Even if koalas manage to survive amid the fires, chances are high that as they climb down trees smoldering from the fires, they will scorch their paws and claws—rendering them effectively disabled and unable to climb properly again.

However, she added:

“If the fire goes through quickly and just singes their fur, they are fine and the fur will grow back.”

Over 150 volunteers have enlisted to help the hospital, which is equipped to house up to 40 koalas but is likely to see a major surge of the injured creatures. Ashton explained:

“In a disaster people just switch on and you do what you have to do.

No one can control nature, but there’s sadness because we care so much about the koalas.”

Conservationists and monitoring groups say that the koala population has fallen precipitously due to habitat loss through urbanization, disease, dog attacks, and the devastating effects of global heating. The current number of koalas living in the wild is expected to be as small as only 43,000.

The New South Wales blaze, in particular, has engulfed a major sanctuary that hundreds of genetically diverse koalas called home, according to koala rescuer Cheyne Flanagan.

Noting that rescuers are afraid that “carnage” is the likely outcome, Flanagan added:

“Because it was of such high intensity, I think that the amount of deaths will be very high, unfortunately.”

Earlier this year, environmental groups and conservationists urged officials to declare the koala population in Australia’s east coast “endangered” in the face of creeping habitat loss in the region.

According to WWF Australia, only 5 percent of the original koala population is still surviving and the creatures may be extinct as soon as 2050.

From 1990 to 2016, roughly 9.6 million hectares of koala habitat was bulldozed in Queensland and New South Wales, reported the Guardian. Conservationists have blamed weak laws at the local, state, and federal levels which favor developers rather than the threatened and transient creatures who face an existential threat from the increasingly denuded and fractured habitat.
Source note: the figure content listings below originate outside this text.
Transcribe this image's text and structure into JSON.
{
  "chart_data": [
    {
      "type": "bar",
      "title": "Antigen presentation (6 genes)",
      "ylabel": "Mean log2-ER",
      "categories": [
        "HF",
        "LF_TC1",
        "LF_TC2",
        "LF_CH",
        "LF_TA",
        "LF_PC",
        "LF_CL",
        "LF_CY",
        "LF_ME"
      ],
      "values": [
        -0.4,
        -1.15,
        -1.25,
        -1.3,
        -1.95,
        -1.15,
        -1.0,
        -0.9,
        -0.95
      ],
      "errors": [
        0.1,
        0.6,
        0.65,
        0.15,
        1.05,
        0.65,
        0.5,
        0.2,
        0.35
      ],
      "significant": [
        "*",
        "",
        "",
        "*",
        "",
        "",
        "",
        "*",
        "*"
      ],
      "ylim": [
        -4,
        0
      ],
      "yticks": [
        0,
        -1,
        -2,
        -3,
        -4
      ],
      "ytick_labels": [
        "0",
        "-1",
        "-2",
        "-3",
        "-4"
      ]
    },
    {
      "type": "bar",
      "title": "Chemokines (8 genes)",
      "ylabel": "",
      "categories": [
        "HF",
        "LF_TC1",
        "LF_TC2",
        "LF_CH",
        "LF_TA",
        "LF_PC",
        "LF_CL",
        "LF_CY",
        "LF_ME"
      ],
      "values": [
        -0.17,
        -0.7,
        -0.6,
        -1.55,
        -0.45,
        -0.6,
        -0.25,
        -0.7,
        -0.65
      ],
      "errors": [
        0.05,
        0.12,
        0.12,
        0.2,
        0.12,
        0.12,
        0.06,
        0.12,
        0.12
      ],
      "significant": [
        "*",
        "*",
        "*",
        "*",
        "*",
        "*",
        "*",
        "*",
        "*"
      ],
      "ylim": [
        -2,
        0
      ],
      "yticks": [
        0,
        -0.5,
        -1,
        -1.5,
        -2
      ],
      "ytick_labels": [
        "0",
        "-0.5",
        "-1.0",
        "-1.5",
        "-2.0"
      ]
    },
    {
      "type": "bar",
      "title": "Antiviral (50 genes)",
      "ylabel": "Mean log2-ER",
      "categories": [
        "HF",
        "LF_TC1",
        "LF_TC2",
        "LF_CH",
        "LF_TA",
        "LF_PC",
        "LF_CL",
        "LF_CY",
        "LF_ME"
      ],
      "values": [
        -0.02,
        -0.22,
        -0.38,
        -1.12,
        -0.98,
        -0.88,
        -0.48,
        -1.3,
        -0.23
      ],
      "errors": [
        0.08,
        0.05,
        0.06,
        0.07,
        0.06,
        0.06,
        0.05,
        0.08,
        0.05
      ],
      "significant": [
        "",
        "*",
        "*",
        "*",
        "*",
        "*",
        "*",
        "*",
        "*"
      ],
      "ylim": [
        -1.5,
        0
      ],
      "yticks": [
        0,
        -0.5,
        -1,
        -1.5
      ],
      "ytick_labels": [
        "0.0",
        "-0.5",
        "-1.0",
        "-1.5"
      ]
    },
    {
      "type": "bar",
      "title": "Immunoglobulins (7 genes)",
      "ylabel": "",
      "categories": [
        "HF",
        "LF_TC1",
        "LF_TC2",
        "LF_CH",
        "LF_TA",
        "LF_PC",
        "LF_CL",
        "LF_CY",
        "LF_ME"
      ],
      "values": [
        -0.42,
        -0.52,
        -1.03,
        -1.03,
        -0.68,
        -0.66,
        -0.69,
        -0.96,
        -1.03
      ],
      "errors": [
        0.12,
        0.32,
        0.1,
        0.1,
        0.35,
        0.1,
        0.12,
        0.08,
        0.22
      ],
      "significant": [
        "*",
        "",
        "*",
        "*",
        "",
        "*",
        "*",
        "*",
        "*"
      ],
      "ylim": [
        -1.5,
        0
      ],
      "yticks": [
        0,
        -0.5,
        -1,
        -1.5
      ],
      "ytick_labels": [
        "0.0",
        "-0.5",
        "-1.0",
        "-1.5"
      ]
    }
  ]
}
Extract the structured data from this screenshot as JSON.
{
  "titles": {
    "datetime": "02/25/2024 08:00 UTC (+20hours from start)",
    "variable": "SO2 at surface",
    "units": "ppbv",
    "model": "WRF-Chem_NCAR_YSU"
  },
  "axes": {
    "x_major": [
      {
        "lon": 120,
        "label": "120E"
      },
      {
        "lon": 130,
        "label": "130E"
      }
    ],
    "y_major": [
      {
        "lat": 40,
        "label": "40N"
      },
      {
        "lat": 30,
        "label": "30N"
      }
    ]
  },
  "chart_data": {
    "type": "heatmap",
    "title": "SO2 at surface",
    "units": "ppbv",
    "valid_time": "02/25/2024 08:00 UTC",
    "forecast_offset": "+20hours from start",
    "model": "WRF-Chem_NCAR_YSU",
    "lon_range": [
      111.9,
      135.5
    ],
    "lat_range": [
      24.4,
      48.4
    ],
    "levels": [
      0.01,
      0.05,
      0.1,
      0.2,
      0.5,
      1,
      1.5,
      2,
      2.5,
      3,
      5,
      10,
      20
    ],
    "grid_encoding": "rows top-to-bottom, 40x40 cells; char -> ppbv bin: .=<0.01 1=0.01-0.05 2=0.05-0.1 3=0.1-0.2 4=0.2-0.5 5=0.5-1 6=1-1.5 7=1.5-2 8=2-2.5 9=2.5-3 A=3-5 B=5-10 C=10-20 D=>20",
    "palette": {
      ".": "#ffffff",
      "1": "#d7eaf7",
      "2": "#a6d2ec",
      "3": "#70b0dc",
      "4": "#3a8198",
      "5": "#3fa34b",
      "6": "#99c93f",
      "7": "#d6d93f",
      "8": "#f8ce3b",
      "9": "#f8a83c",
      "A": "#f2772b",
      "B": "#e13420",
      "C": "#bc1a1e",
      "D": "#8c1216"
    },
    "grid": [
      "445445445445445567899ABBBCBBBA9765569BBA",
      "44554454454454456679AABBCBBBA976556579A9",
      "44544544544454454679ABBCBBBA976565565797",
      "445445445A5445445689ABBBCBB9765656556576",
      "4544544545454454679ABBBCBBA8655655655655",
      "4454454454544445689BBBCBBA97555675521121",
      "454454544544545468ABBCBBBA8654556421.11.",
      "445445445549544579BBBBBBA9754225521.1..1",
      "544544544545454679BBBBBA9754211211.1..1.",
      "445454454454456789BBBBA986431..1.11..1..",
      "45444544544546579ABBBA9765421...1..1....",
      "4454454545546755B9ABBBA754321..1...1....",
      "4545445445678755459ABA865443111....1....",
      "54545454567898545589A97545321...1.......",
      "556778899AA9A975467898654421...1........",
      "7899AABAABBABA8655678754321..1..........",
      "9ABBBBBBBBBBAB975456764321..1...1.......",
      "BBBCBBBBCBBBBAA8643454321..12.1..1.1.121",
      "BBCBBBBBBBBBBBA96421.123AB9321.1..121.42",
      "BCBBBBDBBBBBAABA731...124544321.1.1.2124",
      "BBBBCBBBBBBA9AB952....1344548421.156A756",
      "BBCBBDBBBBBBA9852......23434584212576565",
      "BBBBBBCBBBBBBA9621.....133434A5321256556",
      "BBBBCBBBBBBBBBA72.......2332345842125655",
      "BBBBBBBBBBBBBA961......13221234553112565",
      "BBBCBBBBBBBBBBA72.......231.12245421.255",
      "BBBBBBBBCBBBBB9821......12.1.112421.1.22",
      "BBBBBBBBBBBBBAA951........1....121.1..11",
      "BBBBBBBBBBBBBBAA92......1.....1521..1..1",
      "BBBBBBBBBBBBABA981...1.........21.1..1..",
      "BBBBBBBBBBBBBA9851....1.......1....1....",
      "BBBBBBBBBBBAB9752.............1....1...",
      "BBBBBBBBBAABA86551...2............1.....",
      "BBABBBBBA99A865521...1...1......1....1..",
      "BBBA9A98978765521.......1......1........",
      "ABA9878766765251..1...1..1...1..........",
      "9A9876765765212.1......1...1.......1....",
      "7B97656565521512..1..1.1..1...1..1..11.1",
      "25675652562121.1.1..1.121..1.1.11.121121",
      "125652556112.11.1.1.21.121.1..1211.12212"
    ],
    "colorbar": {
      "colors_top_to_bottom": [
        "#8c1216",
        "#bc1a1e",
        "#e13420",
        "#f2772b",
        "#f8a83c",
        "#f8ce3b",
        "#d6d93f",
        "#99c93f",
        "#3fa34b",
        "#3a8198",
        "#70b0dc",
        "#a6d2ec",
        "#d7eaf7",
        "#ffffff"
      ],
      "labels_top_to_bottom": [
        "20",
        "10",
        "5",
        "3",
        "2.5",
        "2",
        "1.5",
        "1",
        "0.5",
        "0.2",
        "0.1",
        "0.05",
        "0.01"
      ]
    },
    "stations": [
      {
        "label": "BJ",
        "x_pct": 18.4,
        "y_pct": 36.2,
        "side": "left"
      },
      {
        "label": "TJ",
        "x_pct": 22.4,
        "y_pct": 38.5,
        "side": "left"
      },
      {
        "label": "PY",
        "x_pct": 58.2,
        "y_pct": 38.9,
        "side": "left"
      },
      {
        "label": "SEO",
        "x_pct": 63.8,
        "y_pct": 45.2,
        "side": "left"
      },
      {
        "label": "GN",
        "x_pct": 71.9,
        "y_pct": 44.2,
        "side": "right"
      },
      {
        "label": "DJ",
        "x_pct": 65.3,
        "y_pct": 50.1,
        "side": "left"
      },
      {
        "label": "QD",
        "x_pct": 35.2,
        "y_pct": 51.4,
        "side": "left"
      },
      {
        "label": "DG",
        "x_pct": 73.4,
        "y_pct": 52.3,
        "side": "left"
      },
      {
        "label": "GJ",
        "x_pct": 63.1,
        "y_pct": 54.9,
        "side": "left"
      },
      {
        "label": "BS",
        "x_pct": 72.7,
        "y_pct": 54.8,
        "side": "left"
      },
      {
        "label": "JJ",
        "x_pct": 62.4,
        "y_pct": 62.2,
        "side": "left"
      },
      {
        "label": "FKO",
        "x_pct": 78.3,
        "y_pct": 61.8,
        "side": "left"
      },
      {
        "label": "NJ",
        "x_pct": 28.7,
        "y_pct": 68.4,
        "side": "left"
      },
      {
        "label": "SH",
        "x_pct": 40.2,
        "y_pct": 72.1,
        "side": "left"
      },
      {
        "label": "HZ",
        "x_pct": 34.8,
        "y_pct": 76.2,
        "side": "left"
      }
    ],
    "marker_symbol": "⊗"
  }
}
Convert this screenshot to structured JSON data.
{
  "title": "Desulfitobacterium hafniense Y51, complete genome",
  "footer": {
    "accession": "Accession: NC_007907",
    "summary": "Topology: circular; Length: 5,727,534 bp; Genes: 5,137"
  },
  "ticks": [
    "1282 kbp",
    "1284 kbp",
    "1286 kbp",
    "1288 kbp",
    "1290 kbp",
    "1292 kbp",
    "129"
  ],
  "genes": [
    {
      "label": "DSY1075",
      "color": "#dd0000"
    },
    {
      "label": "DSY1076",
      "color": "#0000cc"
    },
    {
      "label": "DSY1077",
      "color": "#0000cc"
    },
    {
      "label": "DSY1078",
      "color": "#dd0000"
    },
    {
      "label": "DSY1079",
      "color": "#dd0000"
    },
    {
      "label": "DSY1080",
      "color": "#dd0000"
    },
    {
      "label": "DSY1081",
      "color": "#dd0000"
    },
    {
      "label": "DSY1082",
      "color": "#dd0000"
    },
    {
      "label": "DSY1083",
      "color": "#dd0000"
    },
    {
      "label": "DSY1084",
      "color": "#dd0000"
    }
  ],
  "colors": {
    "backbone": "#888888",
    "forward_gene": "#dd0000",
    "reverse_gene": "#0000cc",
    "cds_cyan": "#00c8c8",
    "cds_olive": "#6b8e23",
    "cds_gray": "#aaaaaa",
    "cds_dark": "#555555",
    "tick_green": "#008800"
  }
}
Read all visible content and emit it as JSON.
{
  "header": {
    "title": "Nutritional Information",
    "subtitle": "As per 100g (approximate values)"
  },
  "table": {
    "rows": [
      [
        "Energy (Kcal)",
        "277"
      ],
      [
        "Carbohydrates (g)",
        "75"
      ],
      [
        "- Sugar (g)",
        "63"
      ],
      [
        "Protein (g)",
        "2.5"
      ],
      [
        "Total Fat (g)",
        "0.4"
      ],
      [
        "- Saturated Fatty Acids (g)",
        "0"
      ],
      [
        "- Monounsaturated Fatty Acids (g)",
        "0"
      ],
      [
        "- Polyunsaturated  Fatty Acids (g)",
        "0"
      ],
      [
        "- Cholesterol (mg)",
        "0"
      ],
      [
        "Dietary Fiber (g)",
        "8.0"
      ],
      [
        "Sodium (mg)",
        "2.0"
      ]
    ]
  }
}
Local activist Michael Petter blasted government policies that hand over land to developers while showing zero regard for the iconic Australian marsupial. He said:

“There is little point to having designated … koala habitat if [the government] can just nibble away at it wherever they want by using ‘essential infrastructure’ designations. That’s what you’d expect from a real estate development company, this is state owned land.”